Her product liability trial is set to begin in West Virginia on August 25, 2014.
Ethicon wanted to have the case thrown out on the basis of federal preemption, a movement by the tort reformers to keep Americans from the courtroom door.
Decided February 2008, the U.S. Supreme Court ruled Charles Riegel and his wife, Donna Riegel, should not be allowed to sue over the defective Medtronic catheter that ruptured in Riegel’s coronary artery while he underwent heart surgery. It later killed him.
Why not? Because the Medical Device Amendments of 1976 created federal oversight for medical devices. That means the states cannot challenge federal Premarket Approval (PMA). The Riegels had sued under New York state law.
Ethicon had tried the federal preemption argument in the last pelvic mesh case in Charleston. Moving for a partial summary judgment (Doc #178) in the Lewis v. Ethicon case, the company argued that PROLENE mesh was actually approved by the Food and Drug Administration under its “rigorous Premarket Approval (PMA) process rather than the less stringent 510(k) clearance process.”
Ethicon tried to argue that the PROLENE suture, a single filament of polypropylene, a few inches long, is the same as the TVT-O mesh used to treat incontinence. Never mind that the TVT is one-half inch by 16 inches, in other words, a lot more polypropylene.
The suture is not intended to adhere to human tissue but the TVT is designed to integrate with the body. The suture is designed to be removed from the body, easily pulled out, while the TVT is a permanent medical device and cannot be removed “without invasive surgery.”
Ethicon argued the PROLENE suture which is a “component part of the TVT-O” made it to market under PMA, therefore the entirely different medical devices should be considered a PMA approval, despite the fact that they are vastly different medical devices.
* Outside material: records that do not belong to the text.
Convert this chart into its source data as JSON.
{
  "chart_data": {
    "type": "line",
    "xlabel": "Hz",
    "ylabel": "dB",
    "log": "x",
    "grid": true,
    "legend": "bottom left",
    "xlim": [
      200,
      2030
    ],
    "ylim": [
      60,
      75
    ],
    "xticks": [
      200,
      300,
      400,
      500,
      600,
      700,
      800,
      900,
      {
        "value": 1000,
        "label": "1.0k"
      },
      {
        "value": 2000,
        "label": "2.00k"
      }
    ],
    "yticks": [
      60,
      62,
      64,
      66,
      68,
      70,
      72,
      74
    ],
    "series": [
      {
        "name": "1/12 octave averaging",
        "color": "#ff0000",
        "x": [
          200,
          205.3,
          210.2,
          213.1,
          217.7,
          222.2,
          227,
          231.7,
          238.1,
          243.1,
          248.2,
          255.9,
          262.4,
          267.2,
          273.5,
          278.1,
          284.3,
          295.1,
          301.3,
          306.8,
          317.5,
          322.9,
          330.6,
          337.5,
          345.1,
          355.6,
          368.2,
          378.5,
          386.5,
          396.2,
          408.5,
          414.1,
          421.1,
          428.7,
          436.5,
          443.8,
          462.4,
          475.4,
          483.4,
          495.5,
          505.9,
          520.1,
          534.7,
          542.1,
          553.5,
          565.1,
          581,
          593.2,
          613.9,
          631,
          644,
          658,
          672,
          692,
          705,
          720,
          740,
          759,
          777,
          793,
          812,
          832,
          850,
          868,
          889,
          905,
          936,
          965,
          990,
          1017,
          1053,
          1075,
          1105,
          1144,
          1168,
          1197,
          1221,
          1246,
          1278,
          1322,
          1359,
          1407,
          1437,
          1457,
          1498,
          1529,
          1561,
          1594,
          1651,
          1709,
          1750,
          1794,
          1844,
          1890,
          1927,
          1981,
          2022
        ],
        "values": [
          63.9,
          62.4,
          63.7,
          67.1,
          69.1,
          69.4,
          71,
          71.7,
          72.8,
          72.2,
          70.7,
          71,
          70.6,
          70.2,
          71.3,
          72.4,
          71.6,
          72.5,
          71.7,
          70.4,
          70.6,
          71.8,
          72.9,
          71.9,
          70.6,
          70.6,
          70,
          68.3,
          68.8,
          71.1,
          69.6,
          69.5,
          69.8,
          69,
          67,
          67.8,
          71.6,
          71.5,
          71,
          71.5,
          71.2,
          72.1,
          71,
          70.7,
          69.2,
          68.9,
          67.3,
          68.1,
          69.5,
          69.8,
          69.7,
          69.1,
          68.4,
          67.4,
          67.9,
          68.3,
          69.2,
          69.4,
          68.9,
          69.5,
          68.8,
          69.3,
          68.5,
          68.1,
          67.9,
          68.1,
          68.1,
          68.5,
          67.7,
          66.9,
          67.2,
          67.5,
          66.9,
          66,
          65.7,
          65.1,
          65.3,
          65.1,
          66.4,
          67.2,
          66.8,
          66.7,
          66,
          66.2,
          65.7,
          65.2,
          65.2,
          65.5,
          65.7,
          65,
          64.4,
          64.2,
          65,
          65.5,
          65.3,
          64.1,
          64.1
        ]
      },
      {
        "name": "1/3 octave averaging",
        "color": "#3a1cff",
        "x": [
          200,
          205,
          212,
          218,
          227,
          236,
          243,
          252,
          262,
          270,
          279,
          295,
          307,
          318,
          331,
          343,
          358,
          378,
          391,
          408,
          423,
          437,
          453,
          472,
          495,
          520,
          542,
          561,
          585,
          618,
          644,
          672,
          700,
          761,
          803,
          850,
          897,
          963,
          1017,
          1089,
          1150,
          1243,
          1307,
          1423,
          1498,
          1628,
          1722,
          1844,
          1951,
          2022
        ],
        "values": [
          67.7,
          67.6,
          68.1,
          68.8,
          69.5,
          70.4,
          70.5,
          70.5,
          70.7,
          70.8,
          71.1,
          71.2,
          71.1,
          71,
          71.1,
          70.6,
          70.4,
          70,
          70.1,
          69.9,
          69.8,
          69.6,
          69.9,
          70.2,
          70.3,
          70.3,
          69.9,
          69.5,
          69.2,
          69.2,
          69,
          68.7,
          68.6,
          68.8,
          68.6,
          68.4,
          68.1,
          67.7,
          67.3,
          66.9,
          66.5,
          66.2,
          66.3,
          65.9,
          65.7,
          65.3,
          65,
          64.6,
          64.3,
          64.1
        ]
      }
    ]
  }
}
Fortunately Judge Goodwin said that Ethicon ignored the fact that the TVT mesh tape used to treat stress urinary incontinence and Prolene sutures are two entirely different medical devices. They went through entirely different FDA approval processes. Just because they are the same material “It does not automatically follow that the material is safe in both devices.”
Fortunately for the Plaintiffs seeking access to court, pelvic meshes were approved under the 510(k) after an exchange of paperwork and a few thousand dollars and an approval to sell. Unfortunately for the Plaintiffs, that sort of approval did nothing to guarantee they would not suffer a lifetime of pain and suffering.